The team also observed that the microbes in lake samples responded differently to the presence of the leachate. That is, bacteria in samples with an initially low concentration of dissolved organic matter responded with more growth than did those with high concentrations of this matter. “Whether there was an increase in efficiency with plastics addition actually depended on the carbon that was already present in the lake, not just the added carbon from the plastic,” says Sheridan. “It might be that adding this carbon has created more new niches for bacteria to exploit.”  

De Lorenzo says the findings are “very interesting,” but adds that he expected more details about which type of bacteria acted on each chemical in the leachate. “In medical microbiology, you need to identify the pathogen for a specific disease.
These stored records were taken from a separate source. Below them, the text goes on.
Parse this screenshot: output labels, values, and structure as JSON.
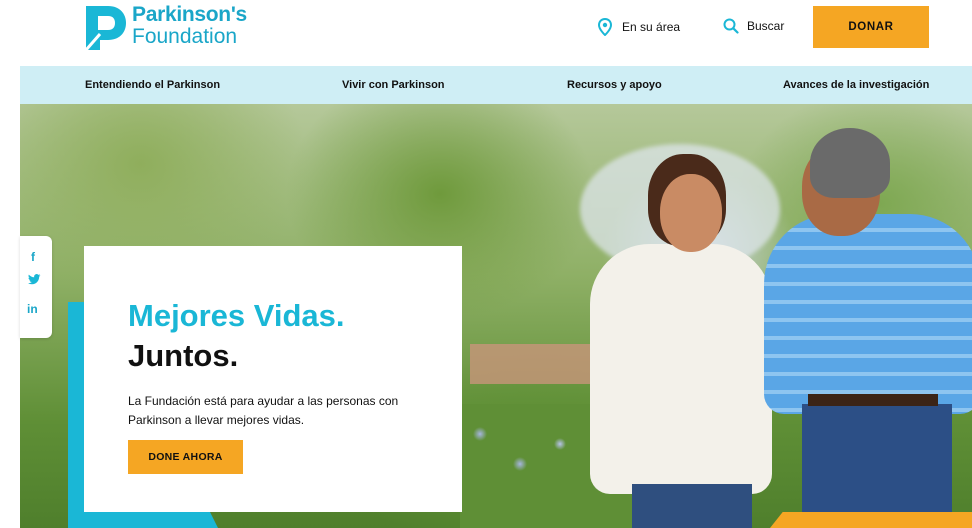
{
  "header": {
    "logo": {
      "line1": "Parkinson's",
      "line2": "Foundation"
    },
    "area_label": "En su área",
    "search_label": "Buscar",
    "donate_label": "DONAR"
  },
  "nav": {
    "items": [
      {
        "label": "Entendiendo el Parkinson"
      },
      {
        "label": "Vivir con Parkinson"
      },
      {
        "label": "Recursos y apoyo"
      },
      {
        "label": "Avances de la investigación"
      }
    ]
  },
  "social": {
    "icons": [
      {
        "name": "facebook-icon",
        "glyph": "f"
      },
      {
        "name": "twitter-icon",
        "glyph": "🐦"
      },
      {
        "name": "linkedin-icon",
        "glyph": "in"
      }
    ]
  },
  "hero": {
    "headline_1": "Mejores Vidas.",
    "headline_2": "Juntos.",
    "description": "La Fundación está para ayudar a las personas con Parkinson a llevar mejores vidas.",
    "cta_label": "DONE AHORA"
  },
  "colors": {
    "brand_teal": "#1ab7d6",
    "accent_orange": "#f5a623",
    "nav_bg": "#cfeef5"
  }
}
In the case [of] environmental microbiology, it [is] very important to identify what specific bacteria is degrading what specific molecule,” he says.  

While Sheridan and her colleagues did not drill down to that level of detail, they did analyze the microbial communities present in the sampled lakes and the groups that grew the most in the presence of the leachate: the genera Hymenobacter and Deinococcus. A previous study by a different group had also found that Hymenobacter and Deinococcus could break down biodegradable plastics in the environment. 

Sheridan notes that the team’s findings point to the effects of plastic leachates on the natural order of freshwater organisms, with implications for aquatic food webs. “If plastics are promoting growth of certain groups of bacteria, this could disrupt the balance of species and change the balance of bacteria in the ecosystem,” says Sheridan. “It could quite easily have implications on other parts of the food web.”